Esa falta de servicios, lejos de ser un inconveniente, es precisamente lo que ha mantenido a las Alberquillas al margen de la masificación. Mientras otras playas de la Costa del Sol se llenan de turistas, aquí el sonido del mar y el canto de los pájaros son la banda sonora dominante. Los malagueños que la frecuentan saben que, para disfrutarla, hay que bajar a pie por un sendero, un pequeño esfuerzo que disuade a los más perezosos.
Buceo y snorkel en aguas cristalinas
El principal atractivo de este arenal, más allá de su belleza superficial, se esconde bajo el agua. El fondo marino de las Alberquillas es un auténtico vergel submarino, con praderas de posidonia, cuevas y una rica biodiversidad que incluye pulpos, meros y bancos de salmonetes. Las aguas, transparentes y tranquilas, ofrecen una visibilidad excepcional, lo que la convierte en un lugar idóneo tanto para buceadores experimentados como para aficionados al snorkel.
No es raro ver a grupos de vecinos de Nerja y pueblos cercanos llegar con sus aletas y máscaras para pasar la mañana explorando los rincones submarinos. La tranquilidad del entorno y la ausencia de embarcaciones motorizadas garantizan una experiencia inmersiva y respetuosa con el medio ambiente.
Nudismo y naturismo en un entorno virgen
Dado su carácter aislado y la baja afluencia de visitantes, la playa de las Alberquillas se ha consolidado como un espacio donde la práctica del nudismo es habitual y tolerada. No hay carteles que lo regulen, pero la costumbre y el respeto mutuo entre los bañistas han creado un ambiente de libertad. El naturismo se vive aquí de forma natural, sin estridencias, como una opción más para conectar con el entorno.

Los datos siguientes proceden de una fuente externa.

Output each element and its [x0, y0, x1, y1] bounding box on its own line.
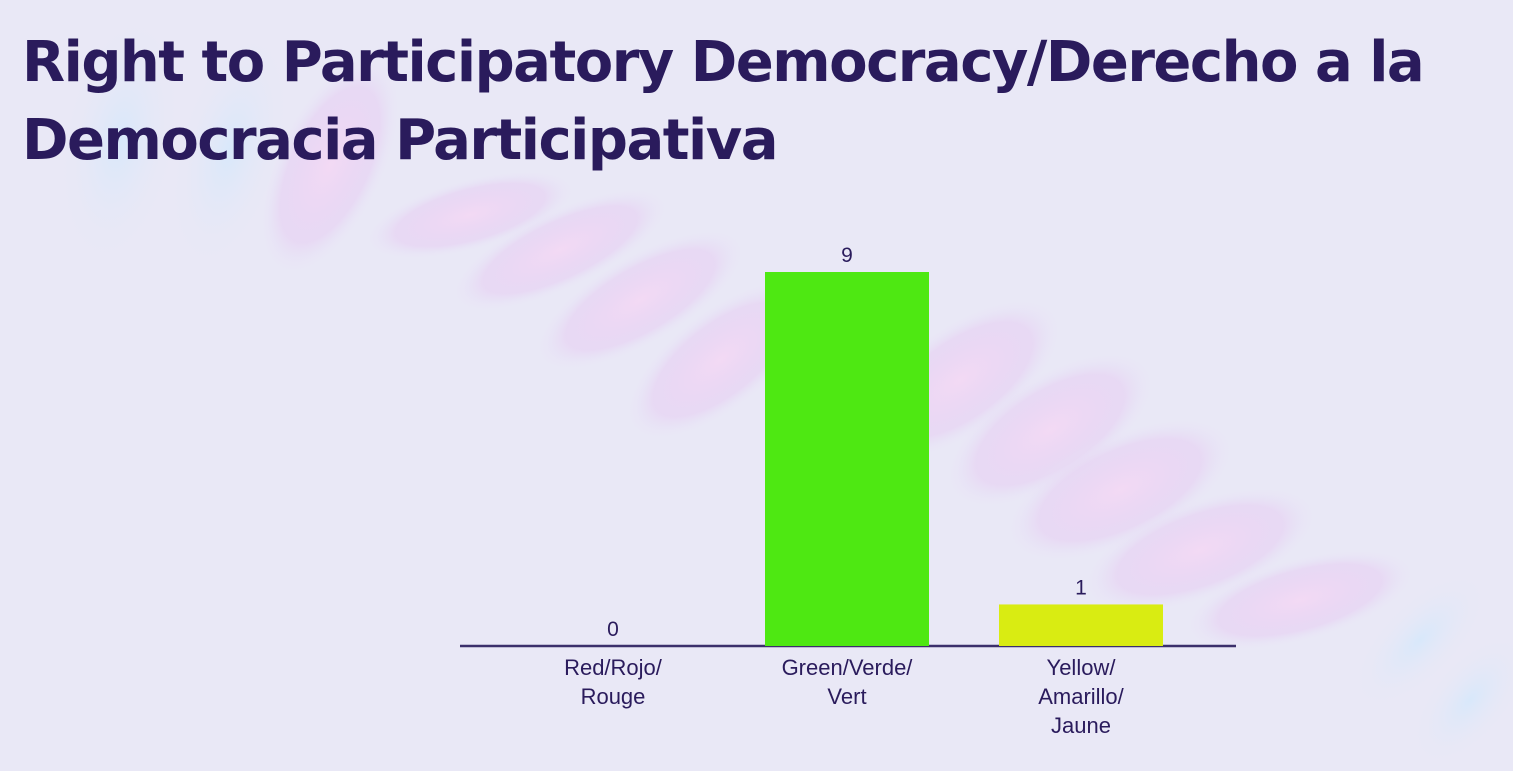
slide-title: Right to Participatory Democracy/Derecho…: [22, 30, 1425, 173]
data-label-2: 1: [1075, 576, 1087, 599]
data-label-1: 9: [841, 244, 853, 267]
category-label-1-line-1: Vert: [827, 684, 866, 709]
bar-1: [765, 272, 929, 646]
data-label-0: 0: [607, 618, 619, 641]
category-label-2-line-1: Amarillo/: [1038, 684, 1124, 709]
category-label-0-line-1: Rouge: [581, 684, 646, 709]
category-label-0-line-0: Red/Rojo/: [564, 655, 663, 680]
bar-2: [999, 604, 1163, 646]
petal-swirl: [56, 11, 1513, 767]
category-label-1-line-0: Green/Verde/: [782, 655, 914, 680]
category-label-2-line-0: Yellow/: [1047, 655, 1117, 680]
category-label-2-line-2: Jaune: [1051, 713, 1111, 738]
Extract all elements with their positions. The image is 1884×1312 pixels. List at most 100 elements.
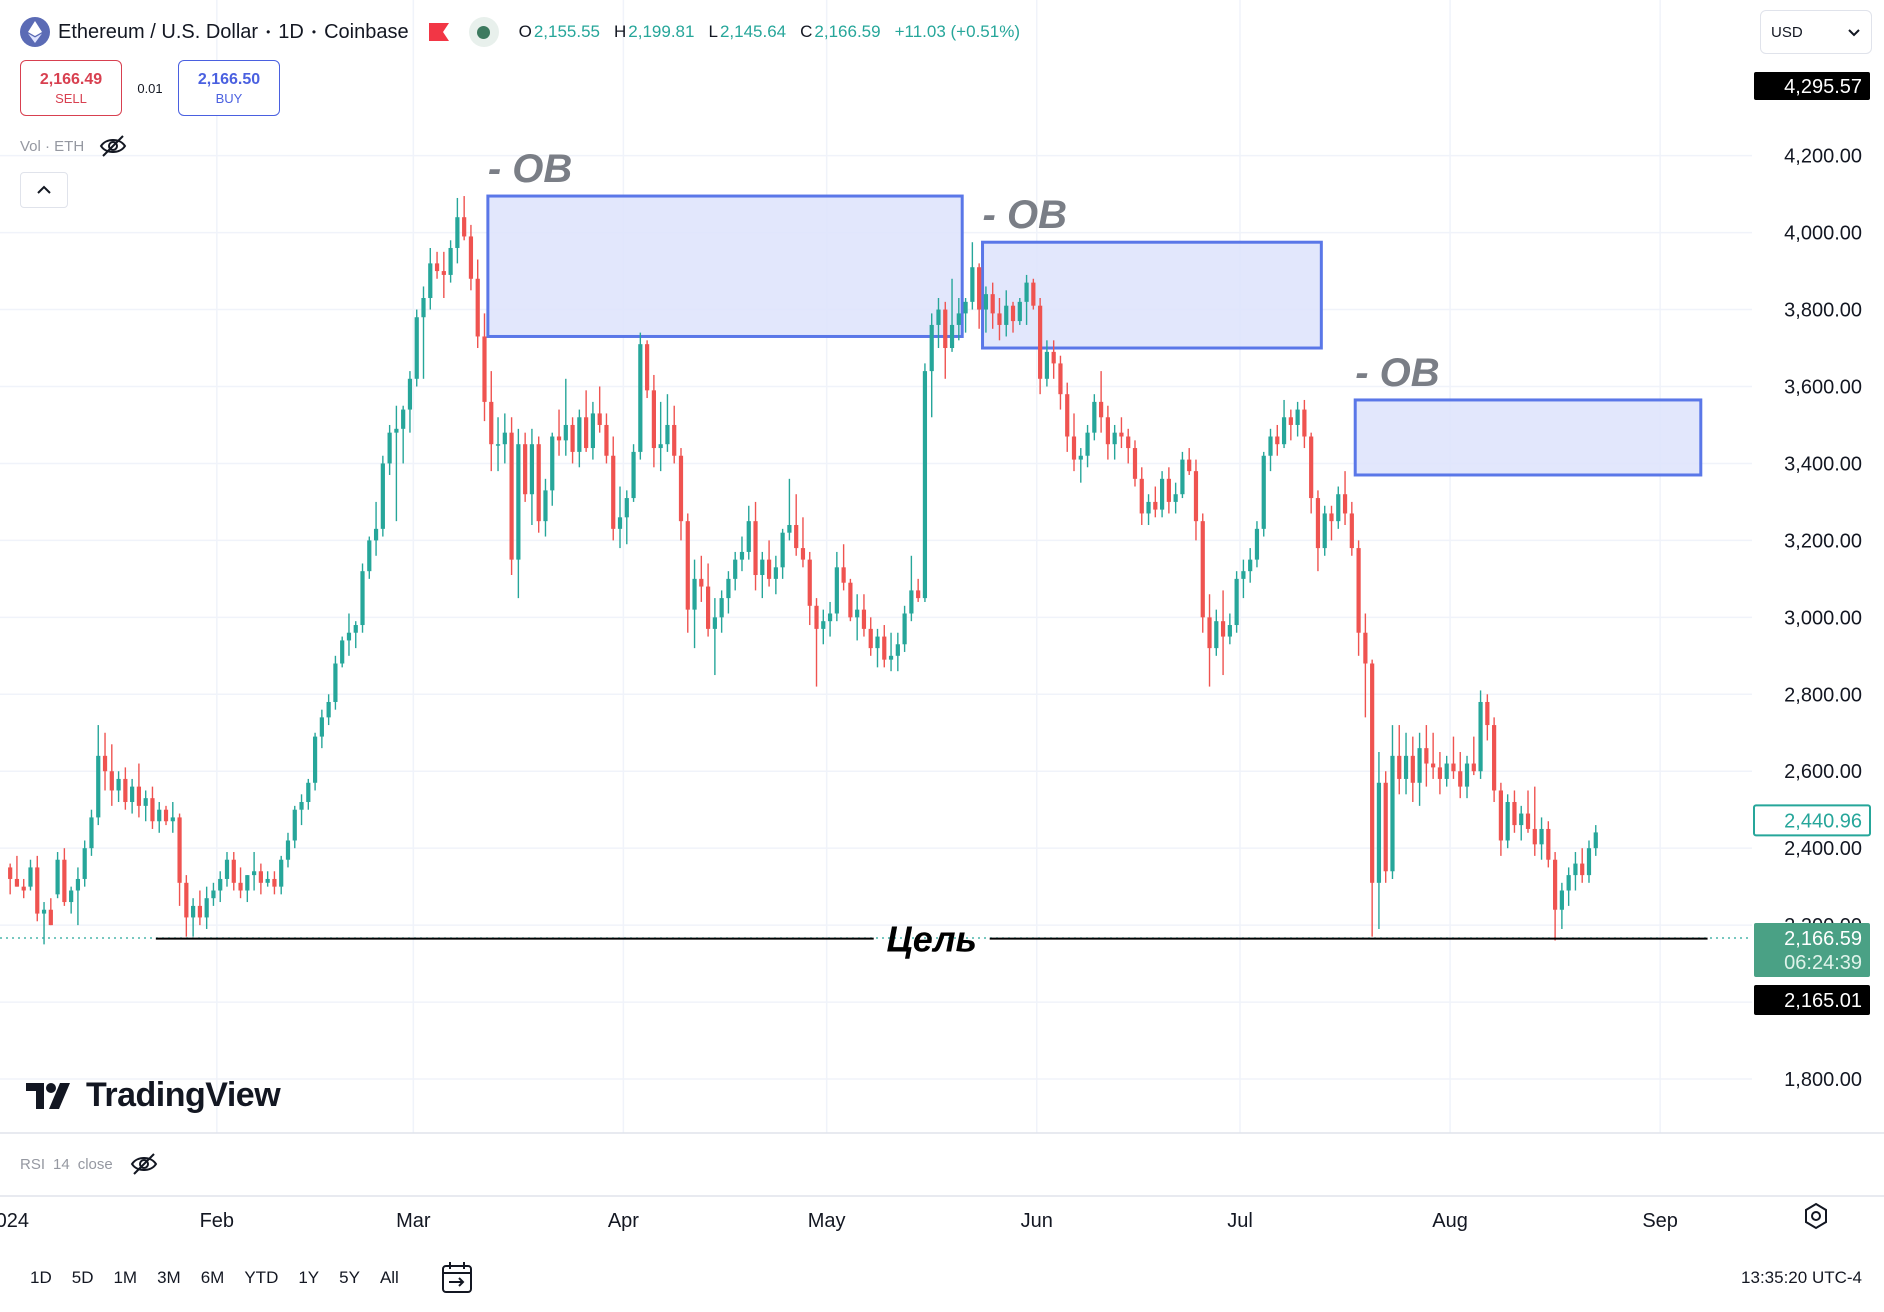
- order-block-zone[interactable]: [486, 194, 964, 338]
- candle: [678, 448, 684, 541]
- candle-body: [48, 909, 53, 926]
- time-axis[interactable]: 2024 Feb Mar Apr May Jun Jul Aug Sep: [0, 1210, 1678, 1232]
- candle: [258, 863, 263, 895]
- candle: [468, 224, 474, 291]
- settings-icon[interactable]: [1800, 1200, 1832, 1232]
- rsi-source: close: [77, 1155, 113, 1173]
- candle-body: [604, 424, 609, 456]
- candle: [1444, 755, 1449, 787]
- candle: [184, 875, 189, 937]
- volume-indicator-legend[interactable]: Vol · ETH: [20, 134, 128, 158]
- candle-body: [1234, 578, 1239, 626]
- rsi-length: 14: [53, 1155, 70, 1173]
- candle: [577, 409, 582, 468]
- range-5d[interactable]: 5D: [71, 1268, 94, 1287]
- candle: [1132, 440, 1138, 487]
- candle-body: [218, 878, 223, 891]
- candle-body: [191, 905, 196, 918]
- candle: [265, 871, 270, 887]
- candle: [224, 852, 230, 887]
- candle: [550, 432, 555, 506]
- bottom-toolbar: 1D 5D 1M 3M 6M YTD 1Y 5Y All 13:35:20 UT…: [0, 1244, 1884, 1312]
- symbol-name[interactable]: Ethereum / U.S. Dollar: [58, 20, 259, 43]
- clock-timezone[interactable]: 13:35:20 UTC-4: [1741, 1268, 1862, 1287]
- candle-body: [1464, 763, 1470, 787]
- candle-body: [136, 786, 142, 806]
- candle: [1288, 409, 1293, 441]
- candle: [1356, 540, 1361, 656]
- order-block-zones[interactable]: - OB - OB - OB: [486, 147, 1703, 477]
- candle: [794, 494, 799, 556]
- time-tick-label: Jun: [1021, 1210, 1053, 1232]
- candle-body: [672, 424, 677, 456]
- range-3m[interactable]: 3M: [157, 1268, 181, 1287]
- change-value: +11.03 (+0.51%): [894, 22, 1020, 41]
- candle-body: [1099, 401, 1104, 418]
- candle: [1573, 852, 1578, 891]
- candle: [434, 251, 440, 279]
- candle: [719, 590, 724, 633]
- order-block-zone[interactable]: [1353, 398, 1703, 477]
- candle: [380, 455, 385, 537]
- candle-body: [1471, 763, 1476, 772]
- range-5y[interactable]: 5Y: [339, 1268, 360, 1287]
- candle: [1254, 521, 1260, 568]
- candle-body: [170, 817, 175, 822]
- target-line-group[interactable]: Цель: [155, 919, 1708, 960]
- range-6m[interactable]: 6M: [200, 1268, 225, 1287]
- currency-select[interactable]: USD: [1760, 10, 1872, 54]
- open-key: O: [518, 22, 532, 41]
- candle: [983, 286, 989, 333]
- ethereum-icon[interactable]: [20, 17, 50, 47]
- range-all[interactable]: All: [379, 1268, 399, 1287]
- range-ytd[interactable]: YTD: [244, 1268, 279, 1287]
- candle: [1268, 428, 1273, 472]
- candle: [1431, 732, 1436, 779]
- candle: [1376, 751, 1382, 929]
- candle: [1349, 501, 1354, 556]
- buy-button[interactable]: 2,166.50 BUY: [178, 60, 280, 116]
- high-key: H: [614, 22, 627, 41]
- candle: [631, 444, 636, 502]
- candle-body: [14, 878, 20, 887]
- candle-body: [1451, 763, 1456, 772]
- candle: [1139, 467, 1144, 525]
- candle: [672, 405, 677, 464]
- range-1d[interactable]: 1D: [30, 1268, 52, 1287]
- candle-body: [89, 817, 94, 849]
- candle-body: [760, 559, 765, 576]
- candle-body: [1403, 755, 1409, 779]
- live-status-icon[interactable]: [468, 17, 499, 47]
- candle-body: [306, 782, 311, 803]
- price-tick-label: 4,200.00: [1784, 146, 1862, 168]
- sell-button[interactable]: 2,166.49 SELL: [20, 60, 122, 116]
- candle: [1159, 471, 1165, 518]
- flag-icon[interactable]: [428, 23, 449, 41]
- collapse-legend-button[interactable]: [20, 172, 68, 208]
- rsi-indicator-legend[interactable]: RSI 14 close: [20, 1152, 159, 1176]
- currency-value: USD: [1771, 23, 1803, 41]
- candle: [699, 555, 704, 602]
- interval-label[interactable]: 1D: [278, 20, 304, 43]
- last-price-box: [1754, 922, 1870, 977]
- candle-body: [1492, 725, 1497, 791]
- candle-body: [719, 598, 724, 618]
- eye-slash-icon[interactable]: [98, 134, 128, 158]
- candle: [1051, 340, 1056, 379]
- buy-price: 2,166.50: [197, 70, 261, 88]
- candle-body: [841, 567, 846, 583]
- date-range-icon[interactable]: [439, 1260, 475, 1296]
- candle-body: [787, 524, 792, 533]
- range-1m[interactable]: 1M: [113, 1268, 138, 1287]
- eye-slash-icon[interactable]: [129, 1152, 159, 1176]
- candle-body: [475, 278, 480, 337]
- range-1y[interactable]: 1Y: [298, 1268, 320, 1287]
- candle: [536, 436, 541, 533]
- candle: [48, 898, 53, 926]
- candle: [130, 778, 135, 814]
- candle: [191, 898, 196, 937]
- candle-body: [340, 640, 345, 664]
- exchange-label[interactable]: Coinbase: [324, 20, 409, 43]
- candle-body: [177, 817, 182, 883]
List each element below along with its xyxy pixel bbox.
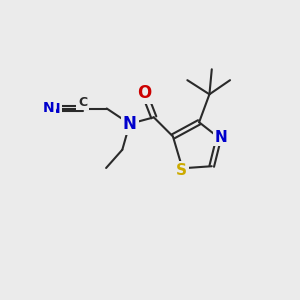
- Text: N: N: [43, 101, 54, 115]
- Text: N: N: [215, 130, 228, 145]
- Text: S: S: [176, 163, 187, 178]
- Text: O: O: [137, 84, 151, 102]
- Text: C: C: [78, 95, 87, 109]
- Text: N: N: [123, 115, 136, 133]
- Text: N: N: [49, 101, 60, 116]
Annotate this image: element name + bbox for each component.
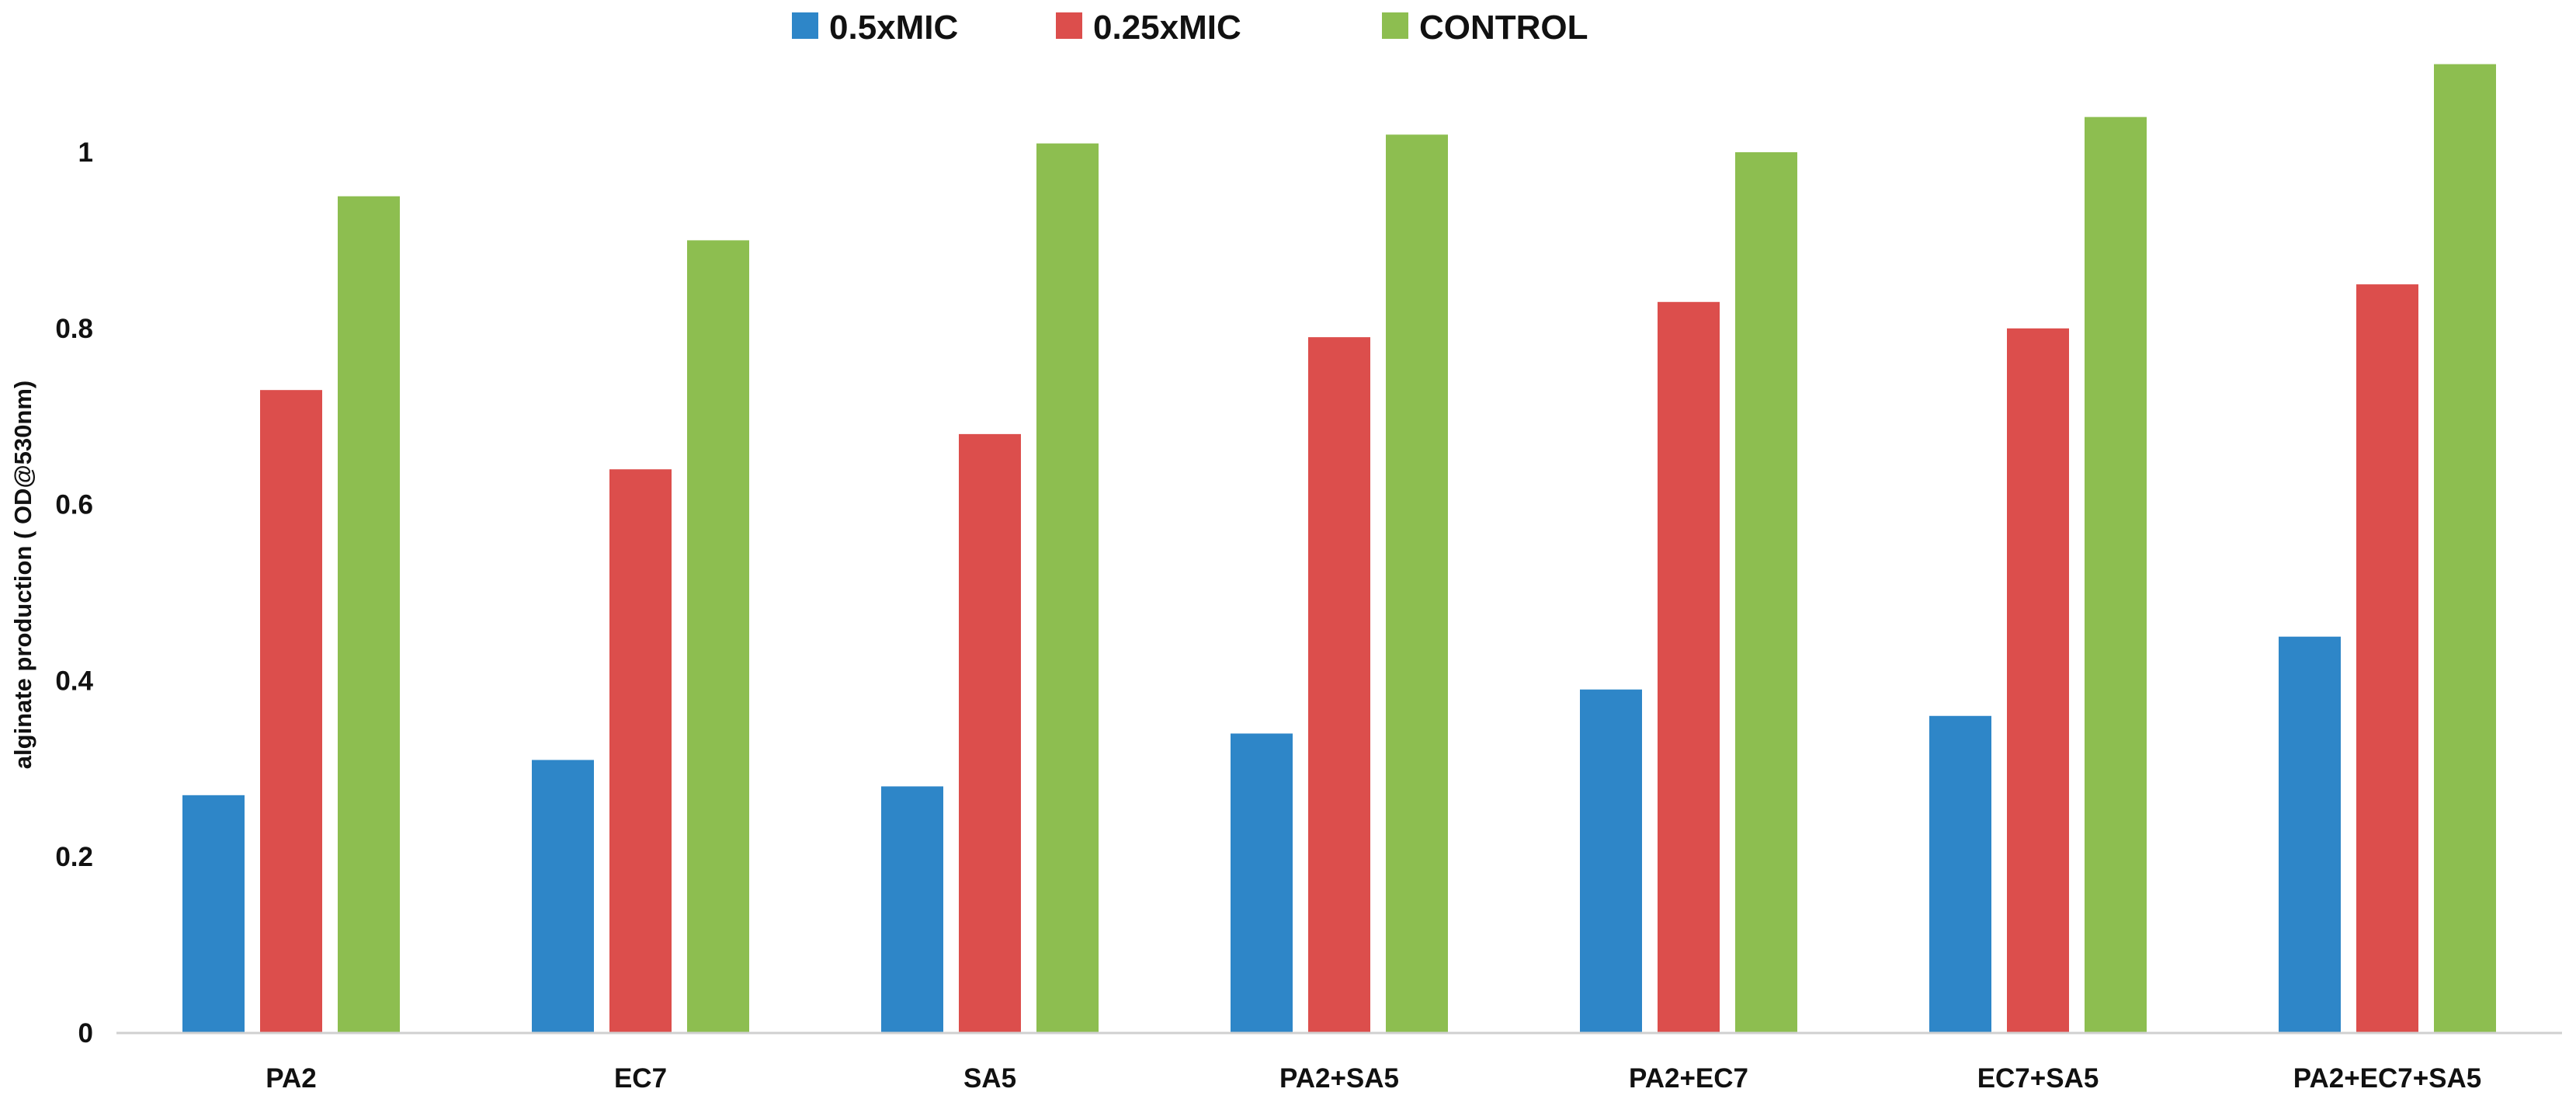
bar-0-25xmic-ec7: [609, 469, 672, 1033]
bar-0-5xmic-pa2-ec7: [1580, 689, 1642, 1033]
bar-control-ec7: [687, 240, 749, 1033]
bar-0-5xmic-pa2-ec7-sa5: [2279, 636, 2341, 1033]
bar-0-25xmic-pa2: [260, 390, 322, 1033]
y-tick-label: 0.6: [55, 490, 93, 520]
x-category-label: PA2+EC7: [1629, 1063, 1748, 1094]
x-category-label: EC7+SA5: [1977, 1063, 2099, 1094]
bar-0-25xmic-ec7-sa5: [2007, 328, 2069, 1033]
y-tick-label: 0.2: [55, 842, 93, 872]
bar-0-5xmic-pa2: [182, 795, 245, 1033]
legend-swatch-0-25xmic: [1056, 12, 1082, 39]
legend-label: 0.25xMIC: [1093, 9, 1241, 47]
bar-0-5xmic-pa2-sa5: [1231, 733, 1293, 1033]
x-category-label: SA5: [963, 1063, 1016, 1094]
bar-control-pa2-ec7-sa5: [2434, 64, 2496, 1034]
y-tick-label: 0: [78, 1018, 93, 1049]
bar-0-25xmic-sa5: [959, 433, 1021, 1033]
x-category-label: PA2: [266, 1063, 317, 1094]
legend-swatch-0-5xmic: [792, 12, 818, 39]
x-category-label: EC7: [614, 1063, 667, 1094]
bars: [182, 64, 2496, 1034]
bar-0-25xmic-pa2-sa5: [1308, 337, 1370, 1033]
bar-control-ec7-sa5: [2085, 117, 2147, 1033]
legend-label: 0.5xMIC: [829, 9, 958, 47]
bar-0-25xmic-pa2-ec7-sa5: [2356, 284, 2418, 1034]
x-category-label: PA2+EC7+SA5: [2293, 1063, 2482, 1094]
bar-control-pa2-ec7: [1735, 152, 1797, 1033]
legend-swatch-control: [1382, 12, 1408, 39]
bar-0-25xmic-pa2-ec7: [1658, 301, 1720, 1033]
y-tick-label: 0.4: [55, 666, 93, 696]
y-tick-label: 1: [78, 137, 93, 168]
y-tick-label: 0.8: [55, 314, 93, 344]
bar-0-5xmic-ec7: [532, 760, 594, 1033]
bar-0-5xmic-sa5: [881, 786, 943, 1033]
legend-label: CONTROL: [1419, 9, 1588, 47]
y-axis: 0 0.2 0.4 0.6 0.8 1: [55, 137, 93, 1049]
x-category-label: PA2+SA5: [1279, 1063, 1399, 1094]
bar-0-5xmic-ec7-sa5: [1929, 715, 1991, 1033]
x-axis: PA2 EC7 SA5 PA2+SA5 PA2+EC7 EC7+SA5 PA2+EC7+SA…: [116, 1031, 2562, 1094]
y-axis-title: alginate production ( OD@530nm): [9, 381, 36, 769]
bar-control-pa2-sa5: [1386, 134, 1448, 1033]
legend: 0.5xMIC 0.25xMIC CONTROL: [792, 9, 1588, 47]
bar-control-sa5: [1036, 143, 1099, 1033]
bar-control-pa2: [338, 196, 400, 1034]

Para los amantes de la naturaleza, además, la playa ofrece un plus: la cercana Torre del Río de la Miel, una antigua torre vigía del siglo XVI que asoma entre los acantilados y que recuerda la historia defensiva de la costa malagueña. Un paseo hasta ella, con las vistas del Mediterráneo de fondo, es el broche perfecto para una jornada de playa.
Cómo llegar y qué tener en cuenta
Acceder a las Alberquillas requiere algo de voluntad. El camino comienza en la carretera que une Nerja con Maro, y desde allí un sendero de unos 15 minutos a pie conduce hasta la arena. No hay aparcamiento habilitado, por lo que lo mejor es dejar el coche en las inmediaciones o, mejor aún, ir en bicicleta. No hay servicio de socorrismo ni duchas convencionales, así que conviene llevar agua, comida y protección solar, y recoger toda la basura para mantener el paraíso intacto.
En definitiva, la playa de las Alberquillas es ese rincón que todos los malagueños deberían conocer al menos una vez. Un lugar donde el tiempo parece detenerse y donde el mar, la roca y la vegetación se funden en un abrazo que invita a la desconexión. Y todo, a un paso de Nerja, pero a años luz del ruido.
¿Cómo llegar a la playa de las Alberquillas en Nerja?
Se accede a pie desde la carretera N-340 entre Nerja y Maro, con un sendero de unos 15 minutos. No hay aparcamiento habilitado.
¿La playa de las Alberquillas tiene servicios?
No tiene chiringuitos, hamacas ni socorrismo. La única ducha es un manantial natural, por lo que hay que llevar agua y comida.
¿Se puede hacer nudismo en la playa de las Alberquillas?
Sí, es una playa donde se practica nudismo de forma habitual y tolerada, gracias a su carácter aislado y baja afluencia.